Representative micro-PET/CT images at 1 hour after injection of 10 MBq of  ⁶⁸Ga-DOTA-TATE in the CHLA-15 (a) and SK-N-BE(2) (b) tumor-bearing NOD/SCID mice. Images were presented in the axial (left) and coronal (right) orientations. The white arrows denote localized tumor on the shoulder. (c) Standardized Uptake Values (SUV) in CHLA-15 and SK-N-BE(2) xenografts were calculated using the formula: SUV = C_PET(T)/(Injected  dose/Bodyweight).
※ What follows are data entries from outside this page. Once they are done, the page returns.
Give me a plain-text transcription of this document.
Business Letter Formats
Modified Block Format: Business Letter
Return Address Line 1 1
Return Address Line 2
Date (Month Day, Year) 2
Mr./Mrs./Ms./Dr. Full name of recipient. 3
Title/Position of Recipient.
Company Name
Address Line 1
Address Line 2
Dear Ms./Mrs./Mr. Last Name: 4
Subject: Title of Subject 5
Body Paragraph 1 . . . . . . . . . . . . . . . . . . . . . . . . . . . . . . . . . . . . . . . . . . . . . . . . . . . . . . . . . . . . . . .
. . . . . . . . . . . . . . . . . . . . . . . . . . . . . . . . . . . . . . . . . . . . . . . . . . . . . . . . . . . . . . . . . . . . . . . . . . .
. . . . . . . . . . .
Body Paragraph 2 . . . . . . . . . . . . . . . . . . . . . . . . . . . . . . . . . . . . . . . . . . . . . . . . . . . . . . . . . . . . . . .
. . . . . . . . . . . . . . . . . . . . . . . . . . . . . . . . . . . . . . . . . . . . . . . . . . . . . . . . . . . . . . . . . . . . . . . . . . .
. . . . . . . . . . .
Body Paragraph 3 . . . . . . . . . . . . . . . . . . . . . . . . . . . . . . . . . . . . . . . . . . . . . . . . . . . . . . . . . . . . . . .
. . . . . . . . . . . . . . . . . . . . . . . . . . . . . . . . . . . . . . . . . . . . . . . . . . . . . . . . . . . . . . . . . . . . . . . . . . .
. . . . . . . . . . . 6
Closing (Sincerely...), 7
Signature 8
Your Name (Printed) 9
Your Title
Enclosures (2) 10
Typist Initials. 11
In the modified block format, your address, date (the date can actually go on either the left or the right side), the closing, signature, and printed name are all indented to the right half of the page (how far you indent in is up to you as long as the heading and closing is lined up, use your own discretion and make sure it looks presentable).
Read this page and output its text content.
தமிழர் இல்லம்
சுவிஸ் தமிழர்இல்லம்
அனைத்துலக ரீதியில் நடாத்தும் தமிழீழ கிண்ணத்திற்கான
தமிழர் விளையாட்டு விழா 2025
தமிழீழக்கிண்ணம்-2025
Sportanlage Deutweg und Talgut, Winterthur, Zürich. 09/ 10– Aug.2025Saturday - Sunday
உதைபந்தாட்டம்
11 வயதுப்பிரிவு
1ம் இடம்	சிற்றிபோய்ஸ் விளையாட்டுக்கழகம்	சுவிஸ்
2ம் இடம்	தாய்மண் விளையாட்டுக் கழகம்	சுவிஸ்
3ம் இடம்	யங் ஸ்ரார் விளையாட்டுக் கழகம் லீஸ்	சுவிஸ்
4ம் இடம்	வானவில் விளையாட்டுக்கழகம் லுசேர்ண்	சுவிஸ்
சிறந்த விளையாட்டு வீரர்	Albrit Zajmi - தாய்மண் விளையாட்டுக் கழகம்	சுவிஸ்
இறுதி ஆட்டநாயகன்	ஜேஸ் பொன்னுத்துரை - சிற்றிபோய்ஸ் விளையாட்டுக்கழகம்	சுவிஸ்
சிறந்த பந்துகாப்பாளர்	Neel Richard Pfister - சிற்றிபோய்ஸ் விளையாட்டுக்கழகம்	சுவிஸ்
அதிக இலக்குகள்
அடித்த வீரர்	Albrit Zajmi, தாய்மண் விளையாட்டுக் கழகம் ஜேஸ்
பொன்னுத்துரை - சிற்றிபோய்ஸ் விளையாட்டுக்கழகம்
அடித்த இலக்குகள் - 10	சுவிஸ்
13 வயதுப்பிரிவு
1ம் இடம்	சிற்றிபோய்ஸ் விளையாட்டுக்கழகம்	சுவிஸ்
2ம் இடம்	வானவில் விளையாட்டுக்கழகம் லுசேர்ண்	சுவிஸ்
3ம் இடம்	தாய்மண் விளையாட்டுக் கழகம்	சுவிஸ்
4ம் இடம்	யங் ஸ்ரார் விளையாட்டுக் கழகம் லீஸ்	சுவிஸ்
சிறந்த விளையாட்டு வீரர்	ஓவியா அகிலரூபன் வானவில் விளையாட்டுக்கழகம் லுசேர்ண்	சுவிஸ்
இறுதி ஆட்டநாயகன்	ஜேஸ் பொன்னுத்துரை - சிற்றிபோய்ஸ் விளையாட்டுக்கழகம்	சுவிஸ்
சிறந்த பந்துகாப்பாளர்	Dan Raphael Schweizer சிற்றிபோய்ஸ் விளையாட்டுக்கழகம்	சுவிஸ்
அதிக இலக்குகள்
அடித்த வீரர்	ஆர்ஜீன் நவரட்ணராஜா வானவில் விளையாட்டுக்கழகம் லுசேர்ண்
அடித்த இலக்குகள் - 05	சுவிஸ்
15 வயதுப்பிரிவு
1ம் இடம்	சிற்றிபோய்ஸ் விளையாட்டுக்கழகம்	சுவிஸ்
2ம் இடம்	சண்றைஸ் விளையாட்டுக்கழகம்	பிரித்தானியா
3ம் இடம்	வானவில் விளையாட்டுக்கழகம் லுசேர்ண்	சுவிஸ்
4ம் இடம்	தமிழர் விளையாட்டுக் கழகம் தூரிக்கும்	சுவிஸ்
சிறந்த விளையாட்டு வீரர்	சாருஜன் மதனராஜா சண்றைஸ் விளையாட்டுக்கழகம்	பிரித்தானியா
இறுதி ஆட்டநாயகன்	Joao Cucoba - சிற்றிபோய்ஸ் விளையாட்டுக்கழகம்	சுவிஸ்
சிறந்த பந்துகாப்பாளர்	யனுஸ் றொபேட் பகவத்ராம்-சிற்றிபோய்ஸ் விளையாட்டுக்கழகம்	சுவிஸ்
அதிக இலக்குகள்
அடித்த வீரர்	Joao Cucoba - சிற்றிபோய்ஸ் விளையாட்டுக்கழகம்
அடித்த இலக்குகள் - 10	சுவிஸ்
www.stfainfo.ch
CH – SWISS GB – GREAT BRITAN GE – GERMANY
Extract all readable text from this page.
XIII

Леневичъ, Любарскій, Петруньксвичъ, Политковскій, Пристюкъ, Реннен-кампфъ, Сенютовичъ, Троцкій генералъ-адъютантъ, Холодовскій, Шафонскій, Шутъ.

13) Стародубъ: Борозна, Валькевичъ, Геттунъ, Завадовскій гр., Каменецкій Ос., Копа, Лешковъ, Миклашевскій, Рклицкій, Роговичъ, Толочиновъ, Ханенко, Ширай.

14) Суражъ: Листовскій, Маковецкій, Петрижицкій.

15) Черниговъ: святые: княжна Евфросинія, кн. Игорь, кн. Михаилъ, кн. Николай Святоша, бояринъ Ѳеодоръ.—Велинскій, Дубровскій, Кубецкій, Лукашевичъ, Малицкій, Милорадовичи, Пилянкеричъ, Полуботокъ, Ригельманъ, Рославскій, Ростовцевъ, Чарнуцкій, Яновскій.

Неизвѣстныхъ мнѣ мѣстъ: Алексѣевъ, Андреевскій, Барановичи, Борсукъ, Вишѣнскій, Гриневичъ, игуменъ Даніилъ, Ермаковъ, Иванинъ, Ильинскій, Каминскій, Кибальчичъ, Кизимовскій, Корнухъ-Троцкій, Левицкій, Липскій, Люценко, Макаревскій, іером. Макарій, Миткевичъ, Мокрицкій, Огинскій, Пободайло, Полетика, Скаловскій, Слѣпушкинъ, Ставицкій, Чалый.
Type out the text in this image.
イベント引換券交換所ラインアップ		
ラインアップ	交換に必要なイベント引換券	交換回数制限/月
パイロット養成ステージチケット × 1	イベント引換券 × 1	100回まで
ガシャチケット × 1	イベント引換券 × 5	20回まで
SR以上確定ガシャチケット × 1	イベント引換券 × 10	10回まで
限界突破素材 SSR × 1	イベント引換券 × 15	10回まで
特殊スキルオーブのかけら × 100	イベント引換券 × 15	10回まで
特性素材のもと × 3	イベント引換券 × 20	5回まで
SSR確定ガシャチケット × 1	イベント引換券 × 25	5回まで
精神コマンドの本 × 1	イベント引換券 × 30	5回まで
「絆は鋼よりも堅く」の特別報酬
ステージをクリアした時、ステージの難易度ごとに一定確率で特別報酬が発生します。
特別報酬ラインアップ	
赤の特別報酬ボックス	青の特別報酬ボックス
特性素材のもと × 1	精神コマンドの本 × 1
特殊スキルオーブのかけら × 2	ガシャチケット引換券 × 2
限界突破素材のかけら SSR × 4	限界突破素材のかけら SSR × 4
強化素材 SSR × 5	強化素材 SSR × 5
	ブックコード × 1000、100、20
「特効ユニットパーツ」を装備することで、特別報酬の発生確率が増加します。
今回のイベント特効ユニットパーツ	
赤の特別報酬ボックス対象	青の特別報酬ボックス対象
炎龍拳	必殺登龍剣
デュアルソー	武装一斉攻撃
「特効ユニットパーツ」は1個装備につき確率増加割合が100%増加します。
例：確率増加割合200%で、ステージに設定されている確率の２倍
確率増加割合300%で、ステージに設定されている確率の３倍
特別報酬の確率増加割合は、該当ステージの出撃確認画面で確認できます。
The difference was significant between CHLA-5 and SK-N-BE(2) tumors (^∗∗P < 0.01). Two-tailed unpaired t-tests were performed to compare the SUV_mean values obtained.

Figure 3

Colocalization of SSTR2 and autoradiography on CHLA-15 xenografts. CHLA-15 and SK-N-BE(2) tumors were removed immediately after PET/CT imaging. The spatial distribution of the ⁶⁸Ga-DOTA-TATE uptake was visualized by autoradiography (white signal) in the serial sections of CHLA-15 (a) and SK-N-BE(2) (b) tumors. (c) Representative CHLA-15 tumor section was stained for SSTR2 (red fluorescence) and DAPI (blue fluorescence). (d) The merging image of SSTR2 immunostaining and autoradiograph of the same CHLA-15 tumor section. (e) A representative SK-N-BE(2) tumor section stained for SSTR2 (red fluorescence) and DAPI (blue fluorescence).

Figure 4

Antitumoral effects of ¹⁷⁷Lu-DOTA-TATE in the CHLA-15 neuroblastoma model. (a) Mice (n = 7) with subcutaneous CHLA-15 xenografts were treated with one dose of 20 MBq of ¹⁷⁷Lu-DOTA-TATE. Control mice (n = 7) received saline. Tumor volume was measured and plotted as shown. Values are stated as mean ± SE; ^∗P < 0.05. (b) Animal body weight was monitored in CHLA-15 tumor-bearing mice with/without ¹⁷⁷Lu-DOTA-TATE treatment.

Figure 5

(a) Example images of ¹²³I-MIBG SPECT/CT in the SK-N-BE(2), CHLA-15, and BE(2)C xenograft models. The white arrows denote localized tumor on the shoulder. (b) Scatter plots of the tumor-to-muscle (T/M) ratios of ¹²³I-MIBG uptake in the SK-N-BE(2), CHLA-15, and BE(2)C xenograft models derived from SPECT/CT imaging. One-way analysis of variance (ANOVA) with Tukey's test was used for statistical analysis. ^∗P<0.05; ^∗∗P < 0.01. (c) Scatter plots of the tumor-to-muscle (T/M) ratio of ¹²³I-MIBG autoradiography in the SK-N-BE(2), CHLA-15, and BE(2)C xenograft models. One-way ANOVA with Tukey's test was used for statistical analysis. ^∗P < 0.05; ^∗∗P<0.01. (d) Western Blot of NET with homogenized CHLA-15, SK-N-BE(2), and BE(2)C xenografts. Three tumors were randomly selected from three groups for Western blot analysis. (e) Quantitative analysis of NET protein expression in CHLA-15, SK-N-BE(2), and BE(2)C xenografts. NET protein expression in Western blot images was quantified densitometrically using ImageJ software (NIH, USA) and normalized with respect to the corresponding expression of β-actin. Comparison of NET expression between different groups was analyzed by the nonparametric Kruskal-Wallis analysis with Dunn's multiple comparison tests. No significant difference of NET expression was observed between CHLA-15, SK-N-BE(2), and BE(2)C xenografts.